Os resultados dos investimentos têm o seu natural retorno. A Expo deixou o Pavilhão Multiusos onde os cantores espanhóis podem actuar ou a Estação do Oriente, do espanhol Santiago Calatrava. No Euro, um golo de Nuno Gomes eliminou a selecção espanhola. Na escola, a taxa de abandono em Portugal é muito maior que do outro lado da fronteira. Compensa, como se pode ver, gastar mais, para fazer com que mais depressa os rapazes e raparigas deixem a escola. Portugal forma tão bem os seus estudantes que muitos não vêem qualquer utilidade nas instituições educativas a partir dos 14 anos. Em Portugal há 49% dos jovens a concluir o ensino secundário e em Espanha 62%. O dinheiro que Portugal emprega na educação promove uma mobilidade estudantil rara na Europa – os alunos deixam a escola e nunca mais lá voltam. Países como o Japão, com taxas de conclusão do ensino secundário próximas dos 100%, vêem em Portugal um bom exemplo para os seus jovens, que passam demasiado tempo na escola, perdendo assim grande parte da adolescência com livros em vez de investirem em actividades mais lucrativas. O relatório demonstra que as famílias espanholas investem muito mais na educação dos seus filhos que as portuguesas, uma característica reveladora da ingerência paternalista dos adultos na vida das crianças.

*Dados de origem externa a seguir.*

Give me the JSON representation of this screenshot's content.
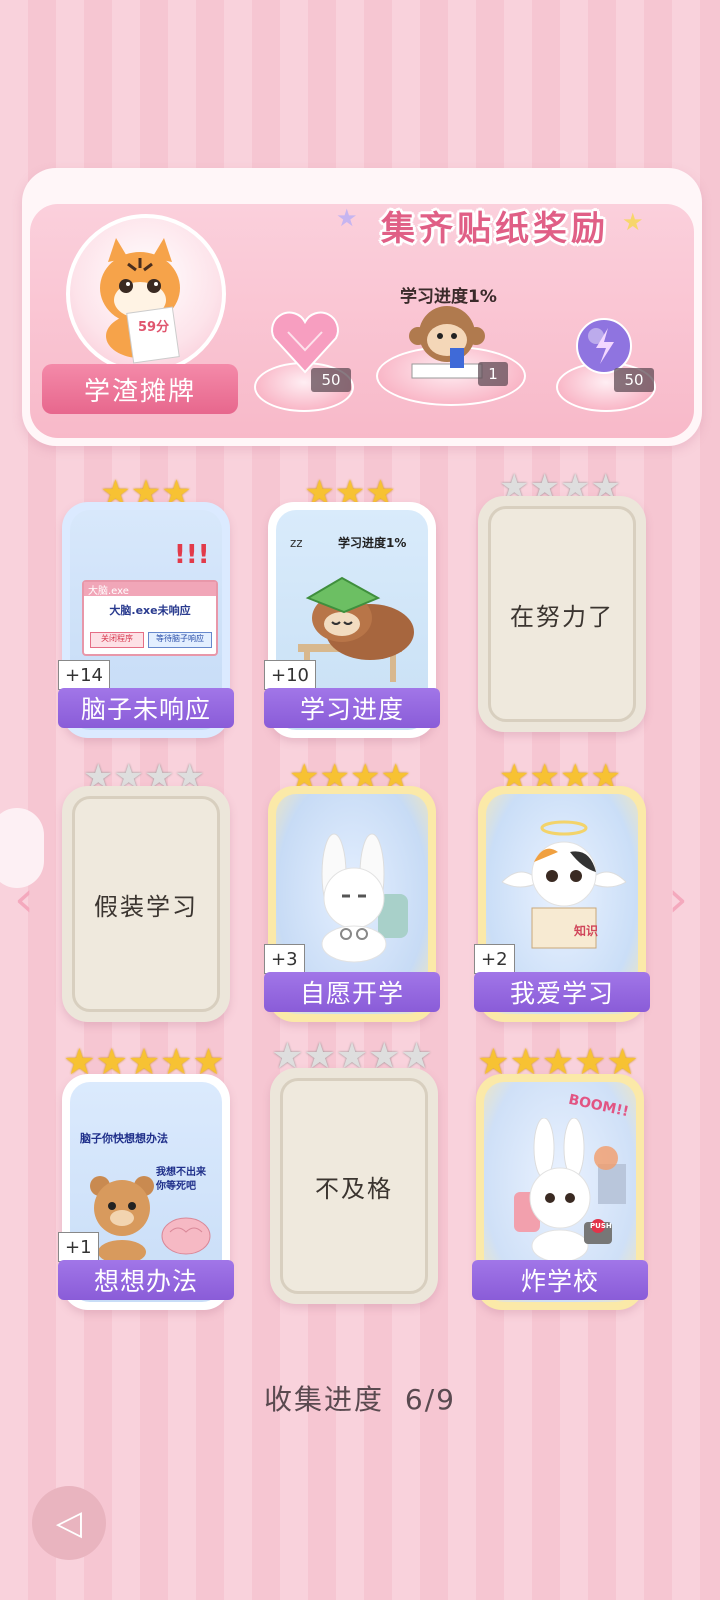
{
  "banner": {
    "title": "集齐贴纸奖励",
    "avatar_ribbon": "学渣摊牌",
    "avatar_paper_score": "59分",
    "progress_caption": "学习进度1%",
    "rewards": [
      {
        "icon": "pink-heart-gem-icon",
        "count": "50"
      },
      {
        "icon": "monkey-reading-icon",
        "count": "1"
      },
      {
        "icon": "purple-lightning-orb-icon",
        "count": "50"
      }
    ]
  },
  "cards": [
    {
      "name": "脑子未响应",
      "plus": "+14",
      "stars": 3,
      "earned": 3,
      "locked": false,
      "art": "brain-not-responding",
      "art_text": {
        "exclaim": "!!!",
        "window_title": "大脑.exe",
        "dialog_text": "大脑.exe未响应",
        "btn_close": "关闭程序",
        "btn_wait": "等待脑子响应"
      }
    },
    {
      "name": "学习进度",
      "plus": "+10",
      "stars": 3,
      "earned": 3,
      "locked": false,
      "art": "sleeping-sloth",
      "art_text": {
        "caption": "学习进度1%",
        "zz": "zz"
      }
    },
    {
      "name": "在努力了",
      "stars": 4,
      "earned": 0,
      "locked": true
    },
    {
      "name": "假装学习",
      "stars": 4,
      "earned": 0,
      "locked": true
    },
    {
      "name": "自愿开学",
      "plus": "+3",
      "stars": 4,
      "earned": 4,
      "locked": false,
      "art": "bunny-handcuffed"
    },
    {
      "name": "我爱学习",
      "plus": "+2",
      "stars": 4,
      "earned": 4,
      "locked": false,
      "art": "angel-cat",
      "art_text": {
        "book": "知识"
      }
    },
    {
      "name": "想想办法",
      "plus": "+1",
      "stars": 5,
      "earned": 5,
      "locked": false,
      "art": "bear-and-brain",
      "art_text": {
        "top": "脑子你快想想办法",
        "bubble": "我想不出来 你等死吧"
      }
    },
    {
      "name": "不及格",
      "stars": 5,
      "earned": 0,
      "locked": true
    },
    {
      "name": "炸学校",
      "stars": 5,
      "earned": 5,
      "locked": false,
      "art": "bunny-boom",
      "art_text": {
        "boom": "BOOM!!",
        "push": "PUSH"
      }
    }
  ],
  "footer": {
    "label": "收集进度",
    "progress": "6/9"
  },
  "colors": {
    "accent": "#e05f86",
    "name_bar": "#9a6ee3",
    "gold_star": "#f7c233",
    "silver_star": "#dedede"
  }
}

Já o investimento do Estado em termos percentuais no Ensino Superior, segundo o mesmo relatório da OCDE, é dos mais pequenos da Europa. No entanto, este governo estabeleceu prioridades por ordem alfabética e a universidade vem bastante longe na lista. Antes há ainda a Ota, a produtividade, a qualidade, os reformados, o TGV e só depois então as universidades. Além do mais, as reclamações contra o desinvestimento na educação de nível superior são espúrias. Existe sim uma preocupação estratégica total. Por exemplo, o governo apoia linhas de crédito para compra de computadores portáteis. Ora é sabido que estes computadores mais leves provocam menos luxações nos ombros dos jovens rapazes e raparigas, que por sua vez não gastam tempo nem dinheiro nas urgências hospitalares, para além de ser mais difícil dar a velha desculpa de que a disquete em casa a funcionava, na sala de aula é que já não. Como se vê, com uma única medida, o governo cuida da aprendizagem e da saúde pública. O Ministério dedicado ao Ensino Superior está também atento ao que sucede nos níveis inferiores. Se quanto mais dinheiro o Estado gasta, mais os alunos saem da escola, para as qualificações superiores inverte-se a fórmula. Para manter os jovens na universidade até à conclusão dos seus estudos, um objectivo nobre do Ensino Superior, deve gastar-se para os últimos graus de aprendizagem o mínimo possível. Também as famílias compreendem esta equação e os portugueses são, na Europa, dos que menos dinheiro gastam com a educação universitária dos seus filhos. É uma atitude compreensível, uma vez que o preço da gasolina e o Imposto Automóvel não param de subir e não é fácil manter um filho com carro a estudar numa universidade.